Fifth year, at this point your team will become a constant carousel of coaches including washed up Super Bowl players and so-called offensive geniuses.  But this year is very important.  Because of your QBs futility, your team is able to restructure his contract and ends up saving lots of cash.  By this time they have been building a rather stout defense and planning for the future.  Your QB is still a part of the offense but must compete for his job.

Sixth year, your QB will be given a chance to compete against a guy whom the team knows cannot succeed so the future is bright.  Unfortunately, this year will not bode well for your team again.  Your QB and his backup will be thrown in and out of the line up by a coach who knows he may not last to the end of the season.  Your QB will be very discouraged and lack confidence.  The constant losing and disappointments will only set your team up for great things in the near future.

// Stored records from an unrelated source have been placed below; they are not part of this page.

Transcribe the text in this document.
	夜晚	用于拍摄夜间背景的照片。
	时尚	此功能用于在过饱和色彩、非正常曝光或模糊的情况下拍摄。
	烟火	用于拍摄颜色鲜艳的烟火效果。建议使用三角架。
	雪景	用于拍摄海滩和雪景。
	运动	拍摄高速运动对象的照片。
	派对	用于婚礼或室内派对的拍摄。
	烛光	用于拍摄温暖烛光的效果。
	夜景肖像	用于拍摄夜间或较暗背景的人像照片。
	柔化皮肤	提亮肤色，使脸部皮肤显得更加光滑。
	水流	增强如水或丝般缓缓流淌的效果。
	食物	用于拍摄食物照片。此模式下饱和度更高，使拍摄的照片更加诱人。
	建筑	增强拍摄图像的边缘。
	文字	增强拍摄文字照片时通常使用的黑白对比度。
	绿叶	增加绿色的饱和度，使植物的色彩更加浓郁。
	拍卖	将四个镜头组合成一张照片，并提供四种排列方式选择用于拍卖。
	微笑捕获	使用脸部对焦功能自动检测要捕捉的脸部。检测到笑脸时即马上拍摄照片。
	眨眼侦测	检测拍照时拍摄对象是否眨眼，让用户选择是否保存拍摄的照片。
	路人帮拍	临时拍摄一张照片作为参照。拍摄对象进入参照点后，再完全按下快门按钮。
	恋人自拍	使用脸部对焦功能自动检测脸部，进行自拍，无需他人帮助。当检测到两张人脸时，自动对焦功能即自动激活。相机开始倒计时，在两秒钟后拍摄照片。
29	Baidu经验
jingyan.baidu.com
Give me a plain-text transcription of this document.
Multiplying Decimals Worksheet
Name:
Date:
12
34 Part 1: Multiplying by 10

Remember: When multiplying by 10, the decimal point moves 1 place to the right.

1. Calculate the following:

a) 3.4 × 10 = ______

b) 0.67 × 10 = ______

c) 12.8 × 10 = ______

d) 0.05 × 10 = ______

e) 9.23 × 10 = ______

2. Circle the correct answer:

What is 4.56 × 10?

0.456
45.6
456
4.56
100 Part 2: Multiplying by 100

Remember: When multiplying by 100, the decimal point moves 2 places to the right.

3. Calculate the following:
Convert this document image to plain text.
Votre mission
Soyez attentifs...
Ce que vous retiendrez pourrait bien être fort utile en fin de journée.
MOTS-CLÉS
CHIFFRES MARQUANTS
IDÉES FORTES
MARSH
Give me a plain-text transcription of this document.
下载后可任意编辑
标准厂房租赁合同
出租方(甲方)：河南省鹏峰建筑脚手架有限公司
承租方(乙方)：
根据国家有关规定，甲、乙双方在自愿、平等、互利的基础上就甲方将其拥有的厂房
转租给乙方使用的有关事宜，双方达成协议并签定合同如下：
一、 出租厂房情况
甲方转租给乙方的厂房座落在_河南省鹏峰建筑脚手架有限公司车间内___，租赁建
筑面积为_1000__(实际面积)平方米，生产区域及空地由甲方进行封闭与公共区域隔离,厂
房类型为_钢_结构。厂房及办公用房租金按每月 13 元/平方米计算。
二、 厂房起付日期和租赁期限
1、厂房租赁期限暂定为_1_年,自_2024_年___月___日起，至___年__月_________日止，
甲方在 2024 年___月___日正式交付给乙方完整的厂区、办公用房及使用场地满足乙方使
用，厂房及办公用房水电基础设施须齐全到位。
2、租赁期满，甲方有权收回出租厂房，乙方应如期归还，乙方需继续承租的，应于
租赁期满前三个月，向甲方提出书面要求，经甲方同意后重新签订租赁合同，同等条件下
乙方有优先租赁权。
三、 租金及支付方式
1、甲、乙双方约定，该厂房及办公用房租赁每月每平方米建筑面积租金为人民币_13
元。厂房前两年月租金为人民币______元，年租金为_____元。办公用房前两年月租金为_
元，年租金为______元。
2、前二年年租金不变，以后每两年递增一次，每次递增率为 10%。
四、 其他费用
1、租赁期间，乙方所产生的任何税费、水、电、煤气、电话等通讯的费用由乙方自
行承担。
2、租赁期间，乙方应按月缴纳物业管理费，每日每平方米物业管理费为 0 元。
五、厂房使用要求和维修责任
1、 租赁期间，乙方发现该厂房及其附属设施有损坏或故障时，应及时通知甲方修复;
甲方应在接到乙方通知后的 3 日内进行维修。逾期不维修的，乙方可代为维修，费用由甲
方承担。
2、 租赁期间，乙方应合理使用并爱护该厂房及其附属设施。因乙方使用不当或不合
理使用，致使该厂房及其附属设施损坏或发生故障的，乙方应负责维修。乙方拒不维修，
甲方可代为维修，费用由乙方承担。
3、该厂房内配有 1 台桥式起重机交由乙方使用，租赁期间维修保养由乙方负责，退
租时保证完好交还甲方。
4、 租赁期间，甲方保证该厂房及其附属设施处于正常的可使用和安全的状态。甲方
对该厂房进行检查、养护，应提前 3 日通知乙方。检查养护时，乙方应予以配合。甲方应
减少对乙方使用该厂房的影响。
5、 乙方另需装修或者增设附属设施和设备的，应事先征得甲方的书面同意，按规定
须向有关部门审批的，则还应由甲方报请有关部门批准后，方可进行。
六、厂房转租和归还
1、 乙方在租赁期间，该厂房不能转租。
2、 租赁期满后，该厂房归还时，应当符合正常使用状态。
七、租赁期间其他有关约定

Seventh year, here it is you've waited for it.  Now that your QBs initial rookie contract is over and he is still unproven, you can sign him to a safe 1 year deal for $5 million.  This is also the year where you draft a new QB.  That's when your QB starts to realize things have gotten real.  This is the year where you sign a coach whose had meager success in college and has never coached an NFL game.  The coach and your QB become kindred spirits and by this time your team has a top notch defense and running game and the stage is set for your QB to shine.
After clinching the first round bye, your teams beats one of the most consistently successful teams in the league.  What's more, your QB leads the team down the field in the final two minutes and won it, just like they drew it up.  
The plan isn't too complicated.  It just takes patience.  You must stay committed.

Who knows how long this seven year plan has been in use and what other teams are following it.  If they are, then the next few AFC/NFC Champions should look like this:

2012:  Alex Smith, San Francisco 49ers
2013:  Jay Cutler, Chicago Bears
2014:  Kevin Kolb, Arizona Cardinals
2015:  Chad Henne, Miami Dolphins or maybe somewhere else
2016:  Sam Bradford, St. Louis Rams (Jeff Fisher finally gets that yard)

Hang in there fans, it works. Just stick to the plan.